Travel News - shutterstockRF_253792525
Pyongyang city skyline.

According to the Chinese Global Times, from 18 March, the number of visitors able to enter North Korea will be capped at 1000 per day. Travel agencies based in China were allegedly notified of the change, which was purportedly made after an influx of visitors following the recent summits held between the leaders of North Korea and the United States.

Though accurate statistics are difficult to procure for North Korea, the state tourism bureau has said that the number of foreign visitors to the country reached its highest ever in July and August last year, with around 1800 visitors arriving each day.

Travel News - Kim Il-sung Square, Pyongyang, North Korea
Kim Il-sung Square is a large city square in the Central District of Pyongyang.

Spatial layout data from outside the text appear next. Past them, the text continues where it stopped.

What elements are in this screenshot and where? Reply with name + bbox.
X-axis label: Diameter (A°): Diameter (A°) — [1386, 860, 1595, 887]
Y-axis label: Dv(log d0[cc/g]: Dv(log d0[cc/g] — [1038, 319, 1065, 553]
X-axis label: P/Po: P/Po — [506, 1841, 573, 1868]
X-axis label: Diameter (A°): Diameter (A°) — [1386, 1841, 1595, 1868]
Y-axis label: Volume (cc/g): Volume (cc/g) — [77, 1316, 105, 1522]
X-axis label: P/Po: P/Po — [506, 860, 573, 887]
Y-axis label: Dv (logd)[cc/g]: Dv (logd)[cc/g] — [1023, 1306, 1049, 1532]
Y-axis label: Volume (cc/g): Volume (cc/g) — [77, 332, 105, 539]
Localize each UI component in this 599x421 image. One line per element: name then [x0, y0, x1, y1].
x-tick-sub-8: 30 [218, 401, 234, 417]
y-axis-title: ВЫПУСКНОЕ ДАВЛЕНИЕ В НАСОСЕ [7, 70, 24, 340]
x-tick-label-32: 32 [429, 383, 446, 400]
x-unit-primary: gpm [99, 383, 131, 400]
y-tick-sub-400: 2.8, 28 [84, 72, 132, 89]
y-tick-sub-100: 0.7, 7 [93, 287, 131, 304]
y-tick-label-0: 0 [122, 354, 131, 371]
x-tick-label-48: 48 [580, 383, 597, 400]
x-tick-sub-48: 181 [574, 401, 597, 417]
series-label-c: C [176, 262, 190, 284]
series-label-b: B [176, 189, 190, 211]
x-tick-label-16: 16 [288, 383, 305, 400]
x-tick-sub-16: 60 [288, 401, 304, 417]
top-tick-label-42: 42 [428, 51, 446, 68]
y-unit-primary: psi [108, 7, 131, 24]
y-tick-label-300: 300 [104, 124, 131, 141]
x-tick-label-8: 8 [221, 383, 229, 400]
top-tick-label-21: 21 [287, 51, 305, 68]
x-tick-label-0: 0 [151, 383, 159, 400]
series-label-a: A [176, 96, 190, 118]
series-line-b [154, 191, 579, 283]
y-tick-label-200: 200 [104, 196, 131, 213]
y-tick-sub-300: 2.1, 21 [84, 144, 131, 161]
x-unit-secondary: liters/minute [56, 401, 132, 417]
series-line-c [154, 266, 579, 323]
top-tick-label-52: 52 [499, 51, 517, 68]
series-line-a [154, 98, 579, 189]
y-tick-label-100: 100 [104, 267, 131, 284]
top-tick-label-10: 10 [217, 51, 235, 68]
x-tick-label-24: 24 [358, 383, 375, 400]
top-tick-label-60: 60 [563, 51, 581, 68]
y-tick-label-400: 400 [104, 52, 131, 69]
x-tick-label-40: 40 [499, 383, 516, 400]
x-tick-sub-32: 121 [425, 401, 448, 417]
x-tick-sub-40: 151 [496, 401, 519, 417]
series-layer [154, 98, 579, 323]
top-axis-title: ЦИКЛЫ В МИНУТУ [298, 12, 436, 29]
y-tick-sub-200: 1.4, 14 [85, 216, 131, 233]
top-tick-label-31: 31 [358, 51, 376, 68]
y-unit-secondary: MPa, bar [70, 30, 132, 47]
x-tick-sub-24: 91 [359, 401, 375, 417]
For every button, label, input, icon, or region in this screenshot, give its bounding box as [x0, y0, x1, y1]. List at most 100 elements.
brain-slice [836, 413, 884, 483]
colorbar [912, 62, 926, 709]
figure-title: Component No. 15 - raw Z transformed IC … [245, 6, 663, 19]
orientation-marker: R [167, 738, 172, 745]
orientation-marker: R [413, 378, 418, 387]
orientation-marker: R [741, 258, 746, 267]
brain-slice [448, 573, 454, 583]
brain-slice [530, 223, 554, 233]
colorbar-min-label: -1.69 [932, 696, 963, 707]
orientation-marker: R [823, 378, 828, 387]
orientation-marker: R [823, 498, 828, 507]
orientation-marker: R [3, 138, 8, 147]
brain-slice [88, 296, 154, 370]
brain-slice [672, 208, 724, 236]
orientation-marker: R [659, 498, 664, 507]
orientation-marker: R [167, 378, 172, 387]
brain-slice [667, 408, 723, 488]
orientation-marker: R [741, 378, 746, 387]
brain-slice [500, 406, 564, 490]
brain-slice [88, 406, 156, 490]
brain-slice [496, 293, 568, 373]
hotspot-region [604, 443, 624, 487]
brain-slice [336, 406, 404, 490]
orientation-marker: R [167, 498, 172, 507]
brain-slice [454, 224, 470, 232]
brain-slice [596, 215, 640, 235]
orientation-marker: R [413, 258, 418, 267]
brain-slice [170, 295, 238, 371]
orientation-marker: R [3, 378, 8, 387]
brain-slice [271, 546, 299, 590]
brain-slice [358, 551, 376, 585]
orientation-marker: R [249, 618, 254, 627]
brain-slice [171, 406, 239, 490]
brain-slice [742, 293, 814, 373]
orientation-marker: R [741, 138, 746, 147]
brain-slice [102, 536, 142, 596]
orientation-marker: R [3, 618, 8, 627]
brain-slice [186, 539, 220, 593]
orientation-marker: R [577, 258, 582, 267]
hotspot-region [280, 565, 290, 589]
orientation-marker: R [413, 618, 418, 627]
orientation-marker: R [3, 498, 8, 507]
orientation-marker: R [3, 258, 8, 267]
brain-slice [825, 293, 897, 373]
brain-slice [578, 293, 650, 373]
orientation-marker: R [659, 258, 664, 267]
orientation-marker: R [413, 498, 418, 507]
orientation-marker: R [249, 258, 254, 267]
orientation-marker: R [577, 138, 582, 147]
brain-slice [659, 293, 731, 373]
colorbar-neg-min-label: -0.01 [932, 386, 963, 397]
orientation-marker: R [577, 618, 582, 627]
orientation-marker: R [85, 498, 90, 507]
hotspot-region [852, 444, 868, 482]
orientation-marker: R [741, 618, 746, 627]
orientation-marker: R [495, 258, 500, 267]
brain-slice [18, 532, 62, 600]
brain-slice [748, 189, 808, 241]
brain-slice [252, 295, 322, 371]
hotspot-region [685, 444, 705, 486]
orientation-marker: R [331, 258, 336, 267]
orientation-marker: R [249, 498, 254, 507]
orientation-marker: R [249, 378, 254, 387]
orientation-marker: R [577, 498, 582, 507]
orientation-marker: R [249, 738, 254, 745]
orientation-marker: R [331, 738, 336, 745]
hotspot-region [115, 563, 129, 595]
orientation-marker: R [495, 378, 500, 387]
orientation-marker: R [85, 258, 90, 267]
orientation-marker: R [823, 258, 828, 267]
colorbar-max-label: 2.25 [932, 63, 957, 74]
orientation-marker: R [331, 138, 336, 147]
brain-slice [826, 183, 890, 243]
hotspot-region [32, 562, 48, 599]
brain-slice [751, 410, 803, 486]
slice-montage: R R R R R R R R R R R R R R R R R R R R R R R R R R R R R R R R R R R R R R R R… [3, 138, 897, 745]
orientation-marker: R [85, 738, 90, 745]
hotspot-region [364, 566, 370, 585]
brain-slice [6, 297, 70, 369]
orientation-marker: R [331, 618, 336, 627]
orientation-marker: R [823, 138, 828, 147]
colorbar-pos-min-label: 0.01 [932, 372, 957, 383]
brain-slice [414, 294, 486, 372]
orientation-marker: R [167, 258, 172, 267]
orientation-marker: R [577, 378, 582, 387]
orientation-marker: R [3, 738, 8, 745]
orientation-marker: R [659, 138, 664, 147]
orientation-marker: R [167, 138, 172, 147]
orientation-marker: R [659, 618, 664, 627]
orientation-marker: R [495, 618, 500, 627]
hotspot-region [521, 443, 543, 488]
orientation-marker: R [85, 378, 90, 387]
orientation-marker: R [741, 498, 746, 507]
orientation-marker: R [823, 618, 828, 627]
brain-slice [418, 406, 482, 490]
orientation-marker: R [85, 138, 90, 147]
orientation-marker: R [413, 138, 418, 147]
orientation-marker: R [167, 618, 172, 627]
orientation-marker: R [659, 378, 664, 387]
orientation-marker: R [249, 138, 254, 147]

North Korea sees around 10,000 visitors every year, a majority from China. Visitors primarily come to see what is considered by many to be a ‘hermit kingdomruled by the secretive Kim family, who came to power after the Korean peninsula was divided following the Second World War.

Though there is relatively little crime in North Korea and visitors usually have a safe experience, most international governments recommend against travelling here, and there are strict regulations on what travellers can and cannot do during their visits (including not participating in any activity that would be considered disrespectful to the government or ruling family).

In 2016, American university student Otto Warmbier was imprisoned in North Korea after being accused of stealing a propoganda poster from his hotel room. Warmbier was detained in North Korea for 17 months and was later released but died from injuries sustained during his imprisonment.

Subsequently, the US State Department issued restrictions prohibiting the use of a US passport for travel to, in, and through the DPRK, effectively banning Americans from entering North Korea, a ban which remains in place currently. Citizens of South Korea and Malaysia are also prohibited from entering North Korea.

Competitors run through Kim Il Sung square during the annual Pyongyang marathon.

Visitors to North Korea must travel as part of a guided tour, though many travel agencies now offer specialised tours to take in some of the country’s more unusual sights and activities, such as running the Pyongyang Marathon and touring beer breweries.